(Moscou) La Russie se réjouissait jeudi de « signaux positifs » dans les relations russo-américaines après notamment l’abandon par Washington de certaines sanctions contre un gazoduc stratégique, une décision inquiétante selon l’Ukraine qui craint une « victoire » russe.

Tandis que Washington et Moscou négocient un possible sommet en juin des présidents Joe Biden et Vladimir Poutine, les États-Unis ont annoncé mercredi renoncer à des mesures punitives contre la principale société construisant la conduite sous-marine Nord Stream 2 devant acheminer du gaz russe vers l’Europe en contournant le territoire ukrainien.

Le porte-parole du Kremlin, Dmitri Peskov, a salué un « signal positif », à un moment où les relations russo-américaines sont au plus bas sur fond d’accusations d’ingérence électorale, d’espionnage, de cyberattaques et d’expulsions croisées de diplomates.

Il a également considéré comme positive la première rencontre, mercredi à Reykjavik, la capitale islandaise, en marge du Conseil de l’Arctique, entre les chefs des diplomaties russe et américaine, Sergueï Lavrov et Antony Blinken.  

Le ministre russe a jugé la conversation « constructive » et dit espérer la fin du « climat malsain » régnant entre la Russie et les États-Unis.
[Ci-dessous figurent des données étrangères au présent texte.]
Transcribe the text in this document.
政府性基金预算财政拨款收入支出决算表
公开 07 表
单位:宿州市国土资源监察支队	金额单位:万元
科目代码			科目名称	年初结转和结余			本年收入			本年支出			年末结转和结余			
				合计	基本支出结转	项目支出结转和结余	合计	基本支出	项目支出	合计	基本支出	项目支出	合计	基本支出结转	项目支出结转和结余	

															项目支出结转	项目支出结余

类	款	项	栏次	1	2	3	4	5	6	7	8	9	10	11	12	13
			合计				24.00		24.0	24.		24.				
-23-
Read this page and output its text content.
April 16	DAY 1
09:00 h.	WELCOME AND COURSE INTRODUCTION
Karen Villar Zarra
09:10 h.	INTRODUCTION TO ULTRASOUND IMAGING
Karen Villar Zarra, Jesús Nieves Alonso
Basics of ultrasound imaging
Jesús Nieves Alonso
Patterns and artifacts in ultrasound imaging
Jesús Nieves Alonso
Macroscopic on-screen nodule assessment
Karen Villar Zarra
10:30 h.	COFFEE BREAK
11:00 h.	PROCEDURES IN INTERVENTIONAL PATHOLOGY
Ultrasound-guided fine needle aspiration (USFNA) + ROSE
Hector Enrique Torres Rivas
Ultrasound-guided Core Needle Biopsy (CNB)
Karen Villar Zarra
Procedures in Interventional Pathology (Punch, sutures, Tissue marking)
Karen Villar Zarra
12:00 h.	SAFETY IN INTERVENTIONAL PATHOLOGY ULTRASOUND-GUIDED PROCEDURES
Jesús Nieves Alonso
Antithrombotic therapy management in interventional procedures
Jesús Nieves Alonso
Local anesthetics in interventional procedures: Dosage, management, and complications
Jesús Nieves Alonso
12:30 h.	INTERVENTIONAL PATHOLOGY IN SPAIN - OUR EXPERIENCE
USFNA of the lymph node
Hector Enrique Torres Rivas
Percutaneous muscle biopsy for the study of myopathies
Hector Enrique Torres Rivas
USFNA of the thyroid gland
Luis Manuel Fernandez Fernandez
Côté américain, on a aussi évoqué une discussion « productive » et « honnête », même s’il n’y a eu aucune percée dans les pourparlers.

En dépit des « nombreux problèmes qui se sont accumulés » dans les relations russo-américaines, M. Peskov a estimé que ces discussions contribueraient à la préparation de l’éventuel sommet Biden-Poutine.

« Victoire géopolitique »

C’est dans ce contexte que Washington a annoncé mercredi renoncer à une partie des sanctions visant Nord Stream 2, qui avaient été décidées sous la présidence de Donald Trump.

Si l’opposition américaine à ce gazoduc reste « inébranlable », selon Antony Blinken, les États-Unis ont fait le choix de ménager l’Allemagne, son alliée et le principal partisan du gazoduc en Europe, mais aussi par ricochet de satisfaire Moscou.

La société Nord Stream 2 AG, une filiale du géant russe des hydrocarbures Gazprom, qui a son siège en Suisse, et son PDG Matthias Warnig, qui est de nationalité allemande, bénéficient ainsi d’une exemption des sanctions.

Washington va tout de même prendre des mesures punitives contre quatre navires russes poseurs de pipelines et quelques autres entités qui participent aux travaux du gazoduc en mer Baltique, long d’environ 1200 kilomètres et achevé à 95 %.

Avant même cette annonce, l’Allemagne s’était réjouie de cette décision, y voyant une « étape constructive ».

Le président ukrainien Volodymyr Zelensky, dont le pays est vent debout contre le projet, car il lui fera perdre d’importants revenus provenant du transit du gaz sur son territoire, a quant à lui estimé que l’abandon des sanctions serait une « victoire » russe.

« Cela va être la défaite des États-Unis et du président Biden personnellement […] et une victoire géopolitique sérieuse de la Russie », a-t-il dit.

Pour les détracteurs du gazoduc, principalement des pays d’Europe orientale hostiles à Moscou, achever cet ouvrage revient à abandonner l’Ukraine, un allié des Occidentaux qui a subi les offensives de la Russie avec l’annexion de la Crimée et une guerre contre des séparatistes prorusses dans l’est.

Ses partisans, Russie et Allemagne en tête, plaident en revanche pour un projet purement commercial qui ne doit pas faire l’objet de considérations politiques.

Il associe principalement Gazprom à cinq groupes européens : le français Engie, les allemands Uniper et Wintershall, l’autrichien OMV et l’anglo-néerlandais Shell.

Le chantier a repris en février dans les eaux danoises. Au large des côtes allemandes, deux tronçons d’une quinzaine de kilomètres restent à poser et un permis, contesté par des associations écologistes, a été confirmé en début de semaine par l’administration fédérale.

Enfin, M. Zelensky a aussi reproché à la France et l’Allemagne de faire preuve de moins de fermeté à l’égard de la Russie, alors qu’elles sont les médiatrices du conflit dans l’est de l’Ukraine avec les rebelles prorusses.

En avril, la Russie avait déployé des dizaines de milliers de soldats aux frontières ukrainiennes, laissant craindre une intervention militaire.  

L’OTAN, les États-Unis et l’Europe avaient dénoncé le comportement russe, mais refusé de donner satisfaction à l’Ukraine qui avait appelé à lui permettre d’adhérer plus vite à l’Alliance atlantique pour garantir sa sécurité.